Biden pada hari Sabtu mengadakan panggilan telepon dengan Harris dan tim keamanan nasional mereka mengenai perkembangan di Timur Tengah, kata Gedung Putih.
“Presiden Biden melakukan panggilan telepon dengan Wakil Presiden Harris dan tim keamanan nasional mereka untuk menerima informasi terkini tentang situasi di Timur Tengah, meninjau status postur kekuatan militer AS di kawasan, dan mengarahkan upaya diplomatik berkelanjutan untuk berkoordinasi dengan sekutu dan mitra. dan meredakan konflik yang sedang berlangsung,” kata Gedung Putih.

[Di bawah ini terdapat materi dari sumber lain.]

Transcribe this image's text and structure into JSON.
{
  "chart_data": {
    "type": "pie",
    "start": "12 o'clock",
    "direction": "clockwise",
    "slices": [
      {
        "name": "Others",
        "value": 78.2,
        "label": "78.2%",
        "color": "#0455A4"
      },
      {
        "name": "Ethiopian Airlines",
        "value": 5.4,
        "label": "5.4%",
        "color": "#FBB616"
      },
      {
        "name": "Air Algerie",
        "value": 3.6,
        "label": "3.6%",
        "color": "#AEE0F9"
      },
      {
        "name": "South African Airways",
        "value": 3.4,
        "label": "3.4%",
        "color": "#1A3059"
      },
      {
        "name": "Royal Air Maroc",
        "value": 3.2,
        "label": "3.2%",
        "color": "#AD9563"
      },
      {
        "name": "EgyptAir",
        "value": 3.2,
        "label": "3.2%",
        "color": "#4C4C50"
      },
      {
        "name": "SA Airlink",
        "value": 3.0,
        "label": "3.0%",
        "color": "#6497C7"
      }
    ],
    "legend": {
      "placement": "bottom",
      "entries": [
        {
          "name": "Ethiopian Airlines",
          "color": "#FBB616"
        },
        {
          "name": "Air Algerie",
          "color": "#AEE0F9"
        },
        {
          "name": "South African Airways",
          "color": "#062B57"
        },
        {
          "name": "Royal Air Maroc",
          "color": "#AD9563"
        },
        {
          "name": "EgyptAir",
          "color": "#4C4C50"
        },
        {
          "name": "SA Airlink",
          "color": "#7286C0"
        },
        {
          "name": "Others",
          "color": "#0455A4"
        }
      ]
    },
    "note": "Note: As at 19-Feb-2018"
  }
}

Sebagai tanda kekhawatiran AS bahwa situasi akan memburuk dengan cepat, Departemen Luar Negeri pada hari Sabtu memerintahkan beberapa pegawai dan anggota keluarga mereka untuk meninggalkan Lebanon karena konflik tersebut mengancam akan pecah menjadi perang habis-habisan.
Perintah keberangkatan personel non-darurat bukanlah evakuasi seluruh kedutaan, namun mencerminkan meningkatnya ketidakstabilan di negara dan ibu kotanya, Beirut.
Perintah keberangkatan tersebut dikeluarkan hanya beberapa hari setelah para pejabat Amerika menyuarakan optimisme terhadap proposal “terobosan” yang mereka harapkan akan mengakhiri kekerasan di perbatasan Israel-Lebanon.
Kepercayaan para pejabat Amerika dalam mengumumkan proposal tersebut sebagian besar disebabkan karena mereka berurusan dengan Ron Dermer, salah satu orang kepercayaan terdekat Netanyahu, ketika mereka menulis dan merevisi teks pernyataan tersebut. Diskusi mengenai gencatan senjata dimulai dengan percakapan hari Senin antara Dermer dan Jake Sullivan, penasihat keamanan nasional Biden.
Kesan yang diterima para pejabat AS adalah bahwa Netanyahu akan mendukung penghentian pertempuran, dan mereka didorong untuk bekerja sama dengan para pejabat Prancis untuk menyelesaikan pernyataan yang mendesak gencatan senjata selama 21 hari.
Pejabat tinggi pemerintahan Biden sangat marah pada hari Kamis setelah Netanyahu menolak rencana tersebut, mendorong mereka untuk menuntut Israel mengeluarkan pernyataan publik untuk memperbaiki rasa malu diplomatik.
Para pejabat senior AS yang marah yakin bahwa Netanyahu bereaksi terhadap reaksi keras dari anggota sayap kanan pemerintahannya. Sementara itu, para pejabat Israel mengaitkan kebingungan ini dengan “miskomunikasi.”
Apa pun yang terjadi, pada hari Jumat setiap pembicaraan mengenai gencatan senjata segera terhenti ketika pesawat tempur Israel menjatuhkan bom di markas besar Hizbullah di Beirut.
Samantha Waldenberg dari CNN berkontribusi pada laporan ini.